フェニックスを倒すこと自体はシオンに攻撃魔法で援護してもらえば可能だろうが、今回の目的はそれだけではない。
「ルネア、俺に魔力を分けてくれないか?」
「ああ、本当は私がオーレンさんに魔力を渡したいのに出来ないのが残念です」
シオンが微妙に棒読み感のある口調で言う。
シオンの魔力は復讐神ヘラから授かったものであるため、ヘラを信仰していない俺に与えられないのは事実ではあるのだが、その言い方だと何だかうさんくさい。
が、幸いにも緊迫した状況であるせいかルネアはそれに気づかないようだった。
「わ、分かったわ」
少し戸惑いながらもそう言って、右手をおそるおそるではあるが俺の背中に伸ばす。彼女の温かい手が背中に触れると少しずつ魔力が俺に向かって流れてくる。

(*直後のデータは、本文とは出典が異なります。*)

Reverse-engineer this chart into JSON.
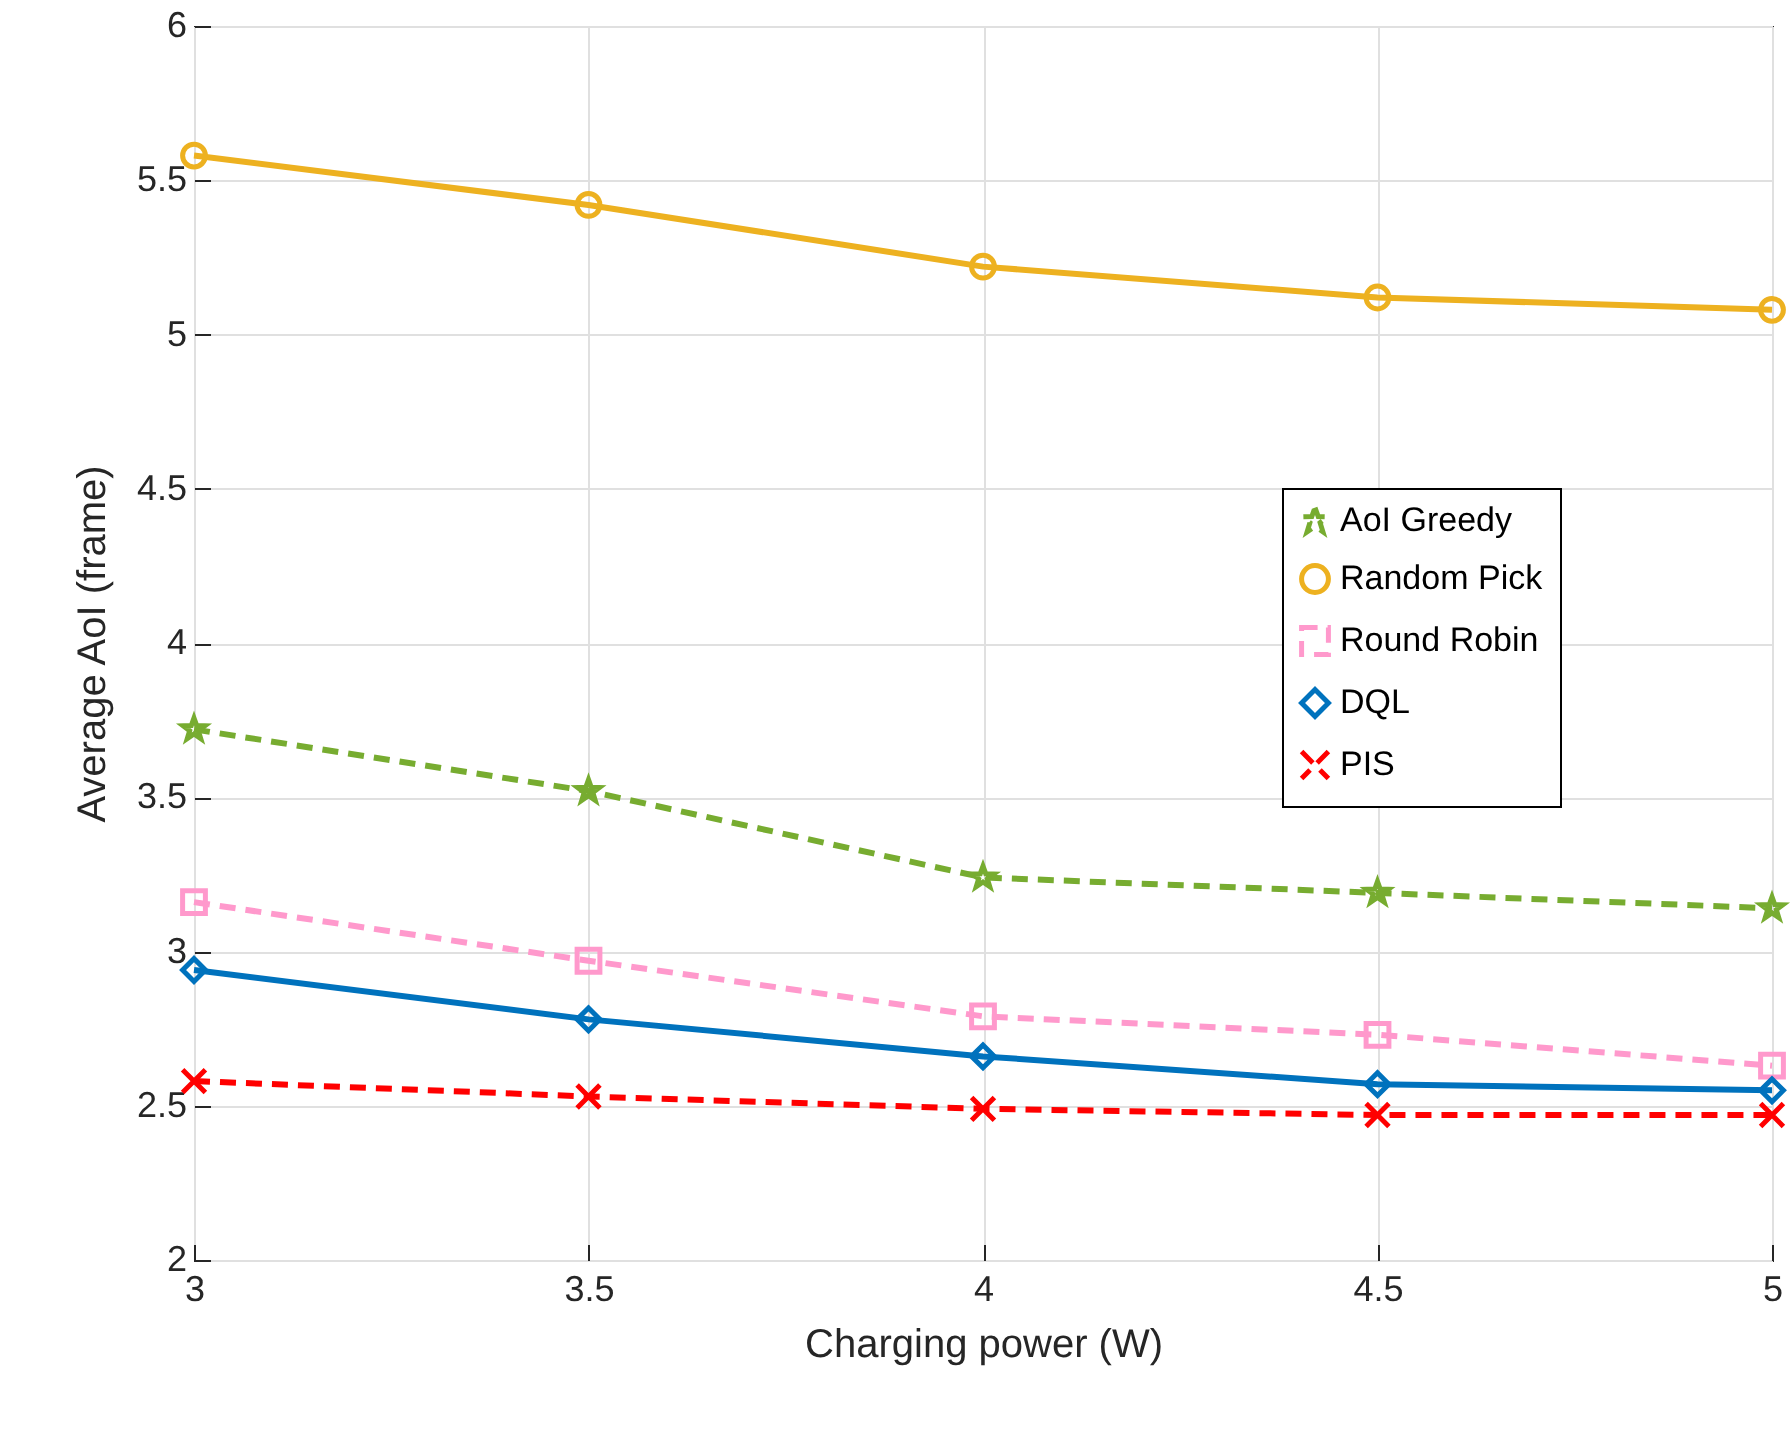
{
  "chart_data": {
    "type": "line",
    "xlabel": "Charging power (W)",
    "ylabel": "Average AoI (frame)",
    "x": [
      3,
      3.5,
      4,
      4.5,
      5
    ],
    "xlim": [
      3,
      5
    ],
    "xticks": [
      3,
      3.5,
      4,
      4.5,
      5
    ],
    "ylim": [
      2,
      6
    ],
    "yticks": [
      2,
      2.5,
      3,
      3.5,
      4,
      4.5,
      5,
      5.5,
      6
    ],
    "grid": true,
    "legend": "right",
    "series": [
      {
        "name": "AoI Greedy",
        "color": "#77ac30",
        "marker": "star",
        "line_style": "dashed",
        "values": [
          3.72,
          3.52,
          3.24,
          3.19,
          3.14
        ]
      },
      {
        "name": "Random Pick",
        "color": "#edb120",
        "marker": "circle",
        "line_style": "solid",
        "values": [
          5.58,
          5.42,
          5.22,
          5.12,
          5.08
        ]
      },
      {
        "name": "Round Robin",
        "color": "#ff99cc",
        "marker": "square",
        "line_style": "dashed",
        "values": [
          3.16,
          2.97,
          2.79,
          2.73,
          2.63
        ]
      },
      {
        "name": "DQL",
        "color": "#0072bd",
        "marker": "diamond",
        "line_style": "solid",
        "values": [
          2.94,
          2.78,
          2.66,
          2.57,
          2.55
        ]
      },
      {
        "name": "PIS",
        "color": "#ff0000",
        "marker": "cross",
        "line_style": "dashed",
        "values": [
          2.58,
          2.53,
          2.49,
          2.47,
          2.47
        ]
      }
    ]
  }
}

ルネアを騙すような形になってしまったのは少し申し訳ないが、俺に接触出来ただけで大きな進歩ではないだろうか。
「ありがとう、これならフェニックスを倒せそうだ……喰らえ、ソードストーム!」
俺は今度はルネアの魔力も同時に込めて剣から魔法の嵐を放つ。
フェニックスは再び翼をはためかせて金色の粒子を振りまき、魔法の嵐と衝突する。
粒子に接触した嵐は次々と消滅していくが、ルネアから流れてきた魔力により、消滅させられるよりも速いペースで嵐が噴き出していく。
「うおおおおおおおおおお!」
俺は止めとばかりに気合を入れる。
すると、俺の剣から噴き出した嵐は金色の粒子の膜を打ち破り、フェニックスに直撃した。フェニックスは一際大きく身をよじると、悲鳴を上げることもなく消滅した。
「ふう、どうにか倒したようだな」
それを見てルネアは疲れたせいか、その場によろよろと座る。魔力を消耗したからというのもあるが、苦手なのをこらえて俺に触っていたせいもあるだろう。
「ルネアもご苦労だった」
「いえ……でも私、今あなたに触れていたわ」
「そうだな、よくやった」
俺は彼女が腰を下ろしていたため、つい何気なく手を差し出してしまう。
すると彼女はごく自然に俺の手を取った。
「良かった……まだ全てが平気という訳ではないけど、自信がついたかも」
「それなら良かった」
が、そんな感動的な空気をぶち壊すようにごほんごほん、という咳払いの声が聞こえる。
「二人とも、忘れてはいけませんがここは危険な森の中です。そんな浮ついた雰囲気でいると危ないですよ」
「そ、そうだな」
俺はルネアが立ち上がると慌てて手を離す。確かにフェニックスを倒したとはいえ、金色の花がそれ以外の攻撃手段をもっていないとも限らない。
そんな俺に対してルネアはわずかにではあるが残念そうな表情を見せたが、すぐに気をひきしめる。